The labor market itself also presents a more complicated picture than the headline suggests.
While layoffs remain relatively low and hiring continues, workers who do lose their jobs are taking longer to find new employment. Government data shows approximately 2 million Americans have been unemployed for at least 27 weeks, a figure that has risen significantly over the past year.
In practical terms, most employed workers remain in relatively good shape, but those seeking work face a more difficult hiring environment than headline numbers suggest.

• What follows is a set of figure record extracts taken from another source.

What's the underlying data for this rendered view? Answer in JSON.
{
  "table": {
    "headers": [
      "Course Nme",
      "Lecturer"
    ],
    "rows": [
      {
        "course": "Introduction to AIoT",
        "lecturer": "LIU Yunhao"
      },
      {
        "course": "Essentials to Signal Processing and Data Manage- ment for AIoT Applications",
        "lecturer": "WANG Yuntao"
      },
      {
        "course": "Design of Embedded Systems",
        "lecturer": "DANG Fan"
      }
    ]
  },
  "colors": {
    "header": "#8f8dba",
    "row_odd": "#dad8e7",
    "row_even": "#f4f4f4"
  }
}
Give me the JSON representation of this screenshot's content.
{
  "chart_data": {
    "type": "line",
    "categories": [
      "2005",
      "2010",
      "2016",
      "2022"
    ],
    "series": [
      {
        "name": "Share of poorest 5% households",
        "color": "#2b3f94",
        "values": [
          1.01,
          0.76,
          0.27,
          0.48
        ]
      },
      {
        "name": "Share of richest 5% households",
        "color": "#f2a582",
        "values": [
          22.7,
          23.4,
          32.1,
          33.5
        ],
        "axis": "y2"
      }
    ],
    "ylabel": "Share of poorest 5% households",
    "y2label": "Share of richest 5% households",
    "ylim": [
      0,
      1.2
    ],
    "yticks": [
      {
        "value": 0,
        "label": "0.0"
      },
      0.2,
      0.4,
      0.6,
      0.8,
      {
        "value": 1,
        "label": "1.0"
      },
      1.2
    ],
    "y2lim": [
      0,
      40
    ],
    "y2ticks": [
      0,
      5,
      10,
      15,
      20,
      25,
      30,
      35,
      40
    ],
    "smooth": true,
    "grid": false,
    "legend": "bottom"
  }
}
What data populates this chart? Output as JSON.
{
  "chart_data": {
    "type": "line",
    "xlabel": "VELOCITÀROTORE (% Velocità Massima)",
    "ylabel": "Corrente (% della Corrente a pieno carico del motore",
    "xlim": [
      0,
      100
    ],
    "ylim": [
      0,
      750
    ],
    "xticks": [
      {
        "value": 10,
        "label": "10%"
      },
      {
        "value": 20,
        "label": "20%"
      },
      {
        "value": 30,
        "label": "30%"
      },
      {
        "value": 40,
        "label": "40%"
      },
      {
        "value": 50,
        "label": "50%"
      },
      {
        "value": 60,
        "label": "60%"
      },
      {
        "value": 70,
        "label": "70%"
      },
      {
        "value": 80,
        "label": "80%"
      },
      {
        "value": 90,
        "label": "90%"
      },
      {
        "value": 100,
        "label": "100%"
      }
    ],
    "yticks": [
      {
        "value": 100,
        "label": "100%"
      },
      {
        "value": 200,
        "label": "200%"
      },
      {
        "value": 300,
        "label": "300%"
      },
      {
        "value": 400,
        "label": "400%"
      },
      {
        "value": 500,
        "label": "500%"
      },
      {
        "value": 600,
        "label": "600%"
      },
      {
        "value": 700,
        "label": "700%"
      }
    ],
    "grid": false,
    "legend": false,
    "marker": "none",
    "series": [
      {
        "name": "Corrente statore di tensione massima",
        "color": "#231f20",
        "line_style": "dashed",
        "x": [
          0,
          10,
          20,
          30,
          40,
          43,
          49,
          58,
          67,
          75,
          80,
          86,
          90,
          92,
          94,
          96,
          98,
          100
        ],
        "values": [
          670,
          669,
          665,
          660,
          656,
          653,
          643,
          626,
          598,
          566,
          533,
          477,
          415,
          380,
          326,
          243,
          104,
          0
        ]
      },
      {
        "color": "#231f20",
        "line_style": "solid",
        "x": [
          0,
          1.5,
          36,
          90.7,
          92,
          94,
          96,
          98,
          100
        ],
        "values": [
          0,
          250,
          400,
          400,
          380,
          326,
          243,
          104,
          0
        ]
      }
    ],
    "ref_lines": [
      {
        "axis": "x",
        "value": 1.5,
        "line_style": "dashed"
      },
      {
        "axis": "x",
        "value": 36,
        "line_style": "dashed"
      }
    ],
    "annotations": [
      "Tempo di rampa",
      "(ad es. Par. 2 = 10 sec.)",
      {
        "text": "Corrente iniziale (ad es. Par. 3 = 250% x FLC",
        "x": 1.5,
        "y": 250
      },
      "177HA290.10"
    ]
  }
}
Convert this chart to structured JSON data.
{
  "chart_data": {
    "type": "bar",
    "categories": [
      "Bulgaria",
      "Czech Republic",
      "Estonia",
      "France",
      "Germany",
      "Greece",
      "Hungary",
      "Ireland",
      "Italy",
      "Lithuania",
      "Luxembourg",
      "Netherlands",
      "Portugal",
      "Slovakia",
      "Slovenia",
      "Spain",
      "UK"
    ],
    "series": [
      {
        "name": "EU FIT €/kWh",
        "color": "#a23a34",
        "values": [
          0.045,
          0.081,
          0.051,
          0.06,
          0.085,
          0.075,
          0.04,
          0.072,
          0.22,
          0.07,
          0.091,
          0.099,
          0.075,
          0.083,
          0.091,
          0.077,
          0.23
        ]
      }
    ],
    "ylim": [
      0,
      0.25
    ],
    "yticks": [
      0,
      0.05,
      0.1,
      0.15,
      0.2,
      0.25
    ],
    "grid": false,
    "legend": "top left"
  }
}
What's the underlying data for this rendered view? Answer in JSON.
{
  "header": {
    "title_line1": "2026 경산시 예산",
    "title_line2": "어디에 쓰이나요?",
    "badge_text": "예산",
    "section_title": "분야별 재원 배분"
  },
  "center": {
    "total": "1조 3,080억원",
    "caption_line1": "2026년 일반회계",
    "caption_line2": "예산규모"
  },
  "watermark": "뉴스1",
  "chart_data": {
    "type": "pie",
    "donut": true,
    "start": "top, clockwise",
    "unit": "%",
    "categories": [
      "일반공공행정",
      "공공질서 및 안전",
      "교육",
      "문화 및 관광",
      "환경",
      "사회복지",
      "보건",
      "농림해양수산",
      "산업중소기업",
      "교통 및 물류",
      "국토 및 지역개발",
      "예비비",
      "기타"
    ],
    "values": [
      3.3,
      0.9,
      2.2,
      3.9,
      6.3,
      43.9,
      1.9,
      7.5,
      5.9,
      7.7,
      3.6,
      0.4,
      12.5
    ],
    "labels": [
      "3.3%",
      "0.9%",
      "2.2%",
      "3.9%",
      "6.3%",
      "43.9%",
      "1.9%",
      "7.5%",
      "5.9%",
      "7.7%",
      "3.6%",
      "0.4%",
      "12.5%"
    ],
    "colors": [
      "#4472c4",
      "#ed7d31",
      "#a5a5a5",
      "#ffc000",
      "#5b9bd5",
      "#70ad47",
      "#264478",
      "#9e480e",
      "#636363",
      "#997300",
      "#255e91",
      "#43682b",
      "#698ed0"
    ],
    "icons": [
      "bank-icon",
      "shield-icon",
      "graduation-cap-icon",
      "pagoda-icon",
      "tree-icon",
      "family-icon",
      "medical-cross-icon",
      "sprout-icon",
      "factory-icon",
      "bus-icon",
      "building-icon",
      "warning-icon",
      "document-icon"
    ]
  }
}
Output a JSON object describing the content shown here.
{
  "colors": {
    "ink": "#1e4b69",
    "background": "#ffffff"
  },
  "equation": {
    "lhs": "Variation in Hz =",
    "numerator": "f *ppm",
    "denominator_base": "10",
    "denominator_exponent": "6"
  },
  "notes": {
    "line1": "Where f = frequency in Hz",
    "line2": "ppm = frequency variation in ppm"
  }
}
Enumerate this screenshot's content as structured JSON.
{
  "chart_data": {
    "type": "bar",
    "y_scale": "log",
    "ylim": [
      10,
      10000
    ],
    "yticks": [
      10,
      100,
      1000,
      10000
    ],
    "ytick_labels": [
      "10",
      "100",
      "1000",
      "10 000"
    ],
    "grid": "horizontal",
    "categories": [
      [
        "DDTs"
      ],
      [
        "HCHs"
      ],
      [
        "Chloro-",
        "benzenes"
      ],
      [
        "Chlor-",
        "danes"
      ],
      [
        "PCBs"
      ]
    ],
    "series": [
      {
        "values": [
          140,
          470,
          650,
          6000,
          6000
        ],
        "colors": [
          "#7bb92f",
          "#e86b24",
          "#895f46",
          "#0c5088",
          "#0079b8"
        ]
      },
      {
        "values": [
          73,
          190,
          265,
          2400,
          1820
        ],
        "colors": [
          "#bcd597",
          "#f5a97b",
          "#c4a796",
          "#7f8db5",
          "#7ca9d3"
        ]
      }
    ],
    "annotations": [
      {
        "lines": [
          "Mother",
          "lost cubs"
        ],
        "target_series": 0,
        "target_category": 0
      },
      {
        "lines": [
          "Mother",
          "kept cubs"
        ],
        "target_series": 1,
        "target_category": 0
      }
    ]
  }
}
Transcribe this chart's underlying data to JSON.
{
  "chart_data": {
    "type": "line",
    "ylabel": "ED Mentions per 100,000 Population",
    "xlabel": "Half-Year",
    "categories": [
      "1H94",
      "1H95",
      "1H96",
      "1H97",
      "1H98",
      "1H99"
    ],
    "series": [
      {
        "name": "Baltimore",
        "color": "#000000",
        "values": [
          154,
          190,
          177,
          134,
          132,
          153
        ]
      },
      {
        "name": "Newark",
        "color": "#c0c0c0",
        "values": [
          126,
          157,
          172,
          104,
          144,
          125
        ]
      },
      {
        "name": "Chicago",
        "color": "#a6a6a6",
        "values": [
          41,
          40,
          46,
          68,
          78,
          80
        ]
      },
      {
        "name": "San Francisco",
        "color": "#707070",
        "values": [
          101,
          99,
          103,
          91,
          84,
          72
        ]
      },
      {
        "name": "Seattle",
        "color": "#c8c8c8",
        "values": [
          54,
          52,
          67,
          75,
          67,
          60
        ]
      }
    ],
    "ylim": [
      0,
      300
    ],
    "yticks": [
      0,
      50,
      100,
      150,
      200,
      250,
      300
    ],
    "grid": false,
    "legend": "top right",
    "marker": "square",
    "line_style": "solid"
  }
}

Mortgage rates have experienced an extraordinary journey over the past five years.
The average 30-year fixed mortgage fell to a record low of approximately 2.65% in early 2021 before climbing near 8% in 2023. Today’s rates remain well below historic peaks seen in the early 1980s but are substantially higher than many buyers became accustomed to during the pandemic era.
The timing is particularly difficult because late spring and early summer traditionally represent the busiest homebuying season of the year.
Families hoping to move before the next school year are encountering affordability challenges that continue to keep many on the sidelines.
For those still planning to purchase, housing experts continue to recommend comparing offers from multiple lenders. Even small differences in mortgage rates can save thousands of dollars over the life of a loan.
For now, however, the message from both the labor market and the mortgage market is clear: the economy remains strong enough to keep interest rates elevated, and that strength continues to make homeownership more expensive for millions of Americans.